When I select just the counties that are both high in precipitation and high in lung cancer mortality, you get the map above. Most of the counties are located in the Southeast United States. We spent awhile working with Dan Carr and the epidemiologists at NCI to try and tease this apart further, to no avail. There’s nothing there to report – it’s just correlation, nothing causal. It’s not that rain has any real impact on lung cancer mortality. It just happens to rain more where there are people who meet a range of other risk factors. This is a perfect example to demonstrate how correlation is not the same as causation.

Playing Tricks with Scale

Another major pitfall here relates to the scale at which you conduct spatial analysis. Depending on the scale at which you look at a Geographic pattern, you can derive completely different results from the exact same underlying data. This is called the “Modifiable Areal Unit Problem” or MAUP in acronym form (and said aloud it sounds like the noise that comes out of your throat after eating too many nachos).

Let’s explore this issue now by looking at some data about Solar Potential in the lower 48 United States. Solar Potential refers to the suitability of a particular place to develop solar power. The data I’m working with here is from the National Renewable Energy Laboratory (NREL). The first map shows the average annual solar potential by States. You can see right away that some states look better than others.

map of average annual solar potential by States. Most potential shown in South Western States
Figure 4.5: Annual Solar Potential by State
Credit: Created using the GeoViz Toolkit

But what if I use the same underlying data and instead of aggregating to States, I come up with measures for counties instead? You can see the map below showing the same data if it’s represented at the county level. The picture is already a lot more nuanced than the state map, right? A lot of states that were shown in one color up above actually include members of several categories when you look at the data by county.
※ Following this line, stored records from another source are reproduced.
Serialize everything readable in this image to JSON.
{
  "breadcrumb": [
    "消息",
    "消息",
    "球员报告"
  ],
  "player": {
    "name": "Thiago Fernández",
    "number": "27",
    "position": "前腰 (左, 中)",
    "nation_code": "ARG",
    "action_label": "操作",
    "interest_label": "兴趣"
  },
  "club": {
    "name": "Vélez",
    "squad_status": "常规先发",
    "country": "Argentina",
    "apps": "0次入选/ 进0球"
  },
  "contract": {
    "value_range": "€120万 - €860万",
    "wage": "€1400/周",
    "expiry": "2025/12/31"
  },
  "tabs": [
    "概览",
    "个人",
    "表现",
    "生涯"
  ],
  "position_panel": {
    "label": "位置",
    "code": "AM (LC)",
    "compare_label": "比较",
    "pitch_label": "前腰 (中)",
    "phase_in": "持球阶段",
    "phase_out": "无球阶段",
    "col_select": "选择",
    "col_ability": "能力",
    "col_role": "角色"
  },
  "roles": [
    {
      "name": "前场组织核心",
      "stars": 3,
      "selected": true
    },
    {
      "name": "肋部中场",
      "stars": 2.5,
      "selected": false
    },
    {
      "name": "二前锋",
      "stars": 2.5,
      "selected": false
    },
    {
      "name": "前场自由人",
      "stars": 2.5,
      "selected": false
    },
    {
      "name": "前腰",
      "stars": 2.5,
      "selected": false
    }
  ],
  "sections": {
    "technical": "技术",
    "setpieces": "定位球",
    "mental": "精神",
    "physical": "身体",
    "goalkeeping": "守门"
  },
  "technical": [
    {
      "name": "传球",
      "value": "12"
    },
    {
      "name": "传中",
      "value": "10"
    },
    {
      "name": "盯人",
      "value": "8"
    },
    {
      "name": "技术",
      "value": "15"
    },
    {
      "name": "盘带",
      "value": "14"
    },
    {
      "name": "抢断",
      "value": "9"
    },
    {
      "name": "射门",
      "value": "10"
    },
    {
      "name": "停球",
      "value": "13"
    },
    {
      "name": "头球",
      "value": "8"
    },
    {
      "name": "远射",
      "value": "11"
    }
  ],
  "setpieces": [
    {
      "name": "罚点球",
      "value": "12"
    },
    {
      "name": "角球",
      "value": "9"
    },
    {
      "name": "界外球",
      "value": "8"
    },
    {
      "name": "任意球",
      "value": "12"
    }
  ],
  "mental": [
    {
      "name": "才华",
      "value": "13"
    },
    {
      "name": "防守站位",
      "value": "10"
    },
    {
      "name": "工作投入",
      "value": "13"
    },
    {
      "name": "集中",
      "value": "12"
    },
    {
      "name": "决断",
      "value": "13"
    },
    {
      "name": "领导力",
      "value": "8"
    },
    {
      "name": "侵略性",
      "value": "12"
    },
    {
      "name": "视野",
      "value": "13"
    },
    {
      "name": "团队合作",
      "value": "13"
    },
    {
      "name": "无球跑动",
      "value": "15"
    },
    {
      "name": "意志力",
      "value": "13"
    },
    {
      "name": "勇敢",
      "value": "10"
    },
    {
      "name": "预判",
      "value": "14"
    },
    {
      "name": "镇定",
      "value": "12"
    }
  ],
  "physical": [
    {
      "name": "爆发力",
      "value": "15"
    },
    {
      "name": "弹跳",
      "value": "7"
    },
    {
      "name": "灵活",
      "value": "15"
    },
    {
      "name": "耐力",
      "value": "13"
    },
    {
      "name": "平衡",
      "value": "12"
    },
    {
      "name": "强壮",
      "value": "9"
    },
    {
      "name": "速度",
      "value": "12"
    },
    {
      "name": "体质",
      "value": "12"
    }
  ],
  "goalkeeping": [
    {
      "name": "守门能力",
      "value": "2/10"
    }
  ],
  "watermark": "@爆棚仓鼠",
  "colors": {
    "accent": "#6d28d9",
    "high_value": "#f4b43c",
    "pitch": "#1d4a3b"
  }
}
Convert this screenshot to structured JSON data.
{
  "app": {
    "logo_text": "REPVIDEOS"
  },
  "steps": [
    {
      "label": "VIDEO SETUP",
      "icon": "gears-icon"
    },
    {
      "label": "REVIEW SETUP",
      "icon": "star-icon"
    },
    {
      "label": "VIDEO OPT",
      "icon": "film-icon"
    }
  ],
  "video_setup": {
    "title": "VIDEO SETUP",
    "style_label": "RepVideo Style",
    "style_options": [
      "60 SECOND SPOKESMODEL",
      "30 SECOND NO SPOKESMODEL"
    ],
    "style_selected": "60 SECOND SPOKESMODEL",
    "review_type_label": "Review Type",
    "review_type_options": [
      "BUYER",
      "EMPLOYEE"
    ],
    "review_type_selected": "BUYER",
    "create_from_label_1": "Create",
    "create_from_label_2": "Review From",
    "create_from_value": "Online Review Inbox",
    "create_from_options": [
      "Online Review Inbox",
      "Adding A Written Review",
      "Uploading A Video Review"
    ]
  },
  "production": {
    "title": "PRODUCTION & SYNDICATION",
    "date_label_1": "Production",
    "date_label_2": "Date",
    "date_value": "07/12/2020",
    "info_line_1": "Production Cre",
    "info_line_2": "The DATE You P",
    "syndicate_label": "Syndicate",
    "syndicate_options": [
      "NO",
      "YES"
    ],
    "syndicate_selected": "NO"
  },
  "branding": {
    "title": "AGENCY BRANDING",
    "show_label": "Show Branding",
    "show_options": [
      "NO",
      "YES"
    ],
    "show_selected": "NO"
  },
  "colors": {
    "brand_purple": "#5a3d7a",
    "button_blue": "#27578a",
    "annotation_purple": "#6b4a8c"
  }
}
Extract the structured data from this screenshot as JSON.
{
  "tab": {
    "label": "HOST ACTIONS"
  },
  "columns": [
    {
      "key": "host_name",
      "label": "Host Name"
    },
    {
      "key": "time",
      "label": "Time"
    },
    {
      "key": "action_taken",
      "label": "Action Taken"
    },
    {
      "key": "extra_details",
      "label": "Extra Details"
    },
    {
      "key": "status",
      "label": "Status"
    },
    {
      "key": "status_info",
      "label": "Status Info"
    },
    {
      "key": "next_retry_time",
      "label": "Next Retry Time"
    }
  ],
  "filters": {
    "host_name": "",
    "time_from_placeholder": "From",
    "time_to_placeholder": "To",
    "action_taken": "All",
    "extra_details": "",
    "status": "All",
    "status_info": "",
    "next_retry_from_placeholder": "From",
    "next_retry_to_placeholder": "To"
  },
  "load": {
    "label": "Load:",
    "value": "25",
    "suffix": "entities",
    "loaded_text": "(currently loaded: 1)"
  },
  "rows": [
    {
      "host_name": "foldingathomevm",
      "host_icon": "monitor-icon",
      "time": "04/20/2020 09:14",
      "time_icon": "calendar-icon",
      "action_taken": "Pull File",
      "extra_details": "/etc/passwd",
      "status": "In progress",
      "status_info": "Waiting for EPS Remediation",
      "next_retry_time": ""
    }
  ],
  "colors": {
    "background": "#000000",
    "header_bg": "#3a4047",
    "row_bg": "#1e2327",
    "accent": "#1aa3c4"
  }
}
map of average annual solar potential by county. Shows more areas with higher potential than the state map does
Figure 4.6: Annual Solar Potential by County
Credit: Created using the GeoViz Toolkit

And the third map here shows the original underlying data that the other two maps were based on. The original data source calculates solar potential in 10 kilometer grid cells. So that’s why things look a bit rough at the edges. This is actually the most precise measurement level, however. I’ve overlaid the state and county boundaries so that you can see how the raw data compares to the units by which we typically try to aggregate things.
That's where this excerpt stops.